Legal community says talc litigation shows potential

talc ovarian cancer Legal community says talc litigation shows potential“Women alleging Johnson & Johnson’s talc baby powder caused their ovarian cancer have racked up a trio of trial victories in St. Louis totaling $200 million,” Law360 reports. The site asks, “Is Talc The New Tobacco?” and writes that the legal community is attentively watching the “potentially promising” talc litigation; “Verdicts Show Potential” the headline read. In fact, its report on the results from the most recent trial made it into the top 10 hottest stories summary.

Law360 interviewed veteran plaintiffs attorney Elizabeth Cabraser of Lieff Cabraser Heimann & Bernstein LLP, who heads up several of the biggest product liability cases in the nation. “Talc is a widely used product, long-concealed and recently revealed as a health threat,” she said. “There is thus some analogy to tobacco there. The injuries are real, and the science may be developing in the direction of stronger causation. These first trial verdicts are early warning signs.”

She pointed out a key difference between talc and tobacco, that talc consumers don’t have the added complication of tobacco addiction and can switch to safe alternatives at any time.

In its discussion, the site says that talc litigation is still in relative infancy and that the stakes are high with the Missouri verdicts as well as the cases that never made it to trial in New Jersey all headed to appellate courts.

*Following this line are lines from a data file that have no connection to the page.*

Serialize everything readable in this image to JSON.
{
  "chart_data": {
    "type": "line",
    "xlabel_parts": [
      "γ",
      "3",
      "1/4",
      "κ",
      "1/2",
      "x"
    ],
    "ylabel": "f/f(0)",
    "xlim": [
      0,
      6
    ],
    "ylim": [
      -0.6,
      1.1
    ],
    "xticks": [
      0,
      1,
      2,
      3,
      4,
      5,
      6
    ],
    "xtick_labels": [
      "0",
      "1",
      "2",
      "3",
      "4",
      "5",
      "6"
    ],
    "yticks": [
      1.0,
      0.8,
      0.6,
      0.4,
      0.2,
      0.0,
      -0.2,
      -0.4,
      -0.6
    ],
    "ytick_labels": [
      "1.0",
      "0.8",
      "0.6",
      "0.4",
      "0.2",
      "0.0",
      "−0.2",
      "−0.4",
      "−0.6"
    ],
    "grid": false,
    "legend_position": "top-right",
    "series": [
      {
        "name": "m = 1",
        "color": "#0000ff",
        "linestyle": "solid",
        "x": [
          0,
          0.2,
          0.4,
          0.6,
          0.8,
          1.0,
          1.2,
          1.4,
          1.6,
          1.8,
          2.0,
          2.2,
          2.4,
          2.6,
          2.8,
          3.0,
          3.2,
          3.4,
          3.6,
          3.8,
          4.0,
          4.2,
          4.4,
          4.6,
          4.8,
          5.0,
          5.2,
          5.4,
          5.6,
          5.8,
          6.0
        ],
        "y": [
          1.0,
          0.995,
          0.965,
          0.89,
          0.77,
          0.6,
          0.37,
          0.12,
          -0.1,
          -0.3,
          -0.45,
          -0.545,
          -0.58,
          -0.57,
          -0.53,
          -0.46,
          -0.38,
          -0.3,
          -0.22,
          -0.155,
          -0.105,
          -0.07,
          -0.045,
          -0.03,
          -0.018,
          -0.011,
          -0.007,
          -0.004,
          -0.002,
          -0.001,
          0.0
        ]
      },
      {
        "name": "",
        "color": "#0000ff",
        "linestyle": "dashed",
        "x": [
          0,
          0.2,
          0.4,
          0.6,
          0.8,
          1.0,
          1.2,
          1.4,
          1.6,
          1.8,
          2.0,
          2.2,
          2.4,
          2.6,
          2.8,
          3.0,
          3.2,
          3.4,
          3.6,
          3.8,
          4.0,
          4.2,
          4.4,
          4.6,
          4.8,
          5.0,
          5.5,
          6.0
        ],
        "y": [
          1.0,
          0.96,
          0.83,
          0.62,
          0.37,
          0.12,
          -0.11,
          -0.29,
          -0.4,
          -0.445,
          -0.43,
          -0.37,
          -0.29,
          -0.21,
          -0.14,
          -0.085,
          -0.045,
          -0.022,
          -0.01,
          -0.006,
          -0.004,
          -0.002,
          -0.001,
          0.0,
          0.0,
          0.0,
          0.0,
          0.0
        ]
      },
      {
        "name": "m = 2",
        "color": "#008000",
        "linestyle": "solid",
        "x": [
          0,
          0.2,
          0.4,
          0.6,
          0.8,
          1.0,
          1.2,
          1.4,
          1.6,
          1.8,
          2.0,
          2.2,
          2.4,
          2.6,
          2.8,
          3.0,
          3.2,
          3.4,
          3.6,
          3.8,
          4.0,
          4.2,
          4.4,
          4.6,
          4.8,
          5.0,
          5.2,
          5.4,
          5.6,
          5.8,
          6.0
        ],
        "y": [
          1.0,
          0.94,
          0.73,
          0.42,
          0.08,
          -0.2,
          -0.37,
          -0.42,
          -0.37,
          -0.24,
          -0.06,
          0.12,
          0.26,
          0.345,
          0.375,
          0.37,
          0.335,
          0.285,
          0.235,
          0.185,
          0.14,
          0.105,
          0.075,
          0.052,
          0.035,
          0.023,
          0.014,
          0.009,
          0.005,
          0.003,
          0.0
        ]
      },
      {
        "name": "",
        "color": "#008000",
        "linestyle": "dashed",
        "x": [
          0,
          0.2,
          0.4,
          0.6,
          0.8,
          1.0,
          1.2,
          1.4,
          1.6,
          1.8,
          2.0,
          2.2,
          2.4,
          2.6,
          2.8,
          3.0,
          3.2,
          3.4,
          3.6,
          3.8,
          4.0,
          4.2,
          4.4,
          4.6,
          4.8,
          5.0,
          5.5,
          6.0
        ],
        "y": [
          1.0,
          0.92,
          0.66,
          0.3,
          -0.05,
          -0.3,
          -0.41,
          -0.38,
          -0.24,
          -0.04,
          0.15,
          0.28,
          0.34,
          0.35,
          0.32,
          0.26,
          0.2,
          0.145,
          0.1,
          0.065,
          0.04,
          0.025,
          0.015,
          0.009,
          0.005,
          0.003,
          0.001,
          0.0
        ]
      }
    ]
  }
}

It refers to the Missouri trials as proving grounds where both sides have been refining their arguments for the potentially thousands of trials to come.

Law360 spoke to Ted Meadows of Beasley Allen Crow Methvin Portis & Miles PC, who represents talc plaintiffs in Missouri, New Jersey and California, who said that with each trial new evidence becomes available enabling the plaintiffs’ trial team to come in with an even stronger case.

“We used additional documents in each trial, primarily because the defendants try to defend the case a little differently,” Meadows said. “When they do that, they open up doors for us to bring in new documents to combat their defenses. It helps us kind of reshape and reformulate the theories on the case and the way we approach them. There are a lot of documents that remain to be used in part because we don’t know how they are relevant.”

Law360 reported that in the most recent trial, plaintiffs offered testimony for the first time from a whistleblower who revealed that Johnson and Johnson was withholding information from the Food and Drug Administration (FDA). She alleged the company instructed her to alter adverse event reports submitted by women with ovarian cancer that would have been submitted to regulators.

Another change Law360 noted that the plaintiffs trial team made during this most recent trial is that they more aggressively went after Johnson and Johnson’s talc supplier Imerys, working it into the themes of the case, according to Meadows. It is the first time a jury found Imerys liable, awarding $2.5 million in damages against the supplier.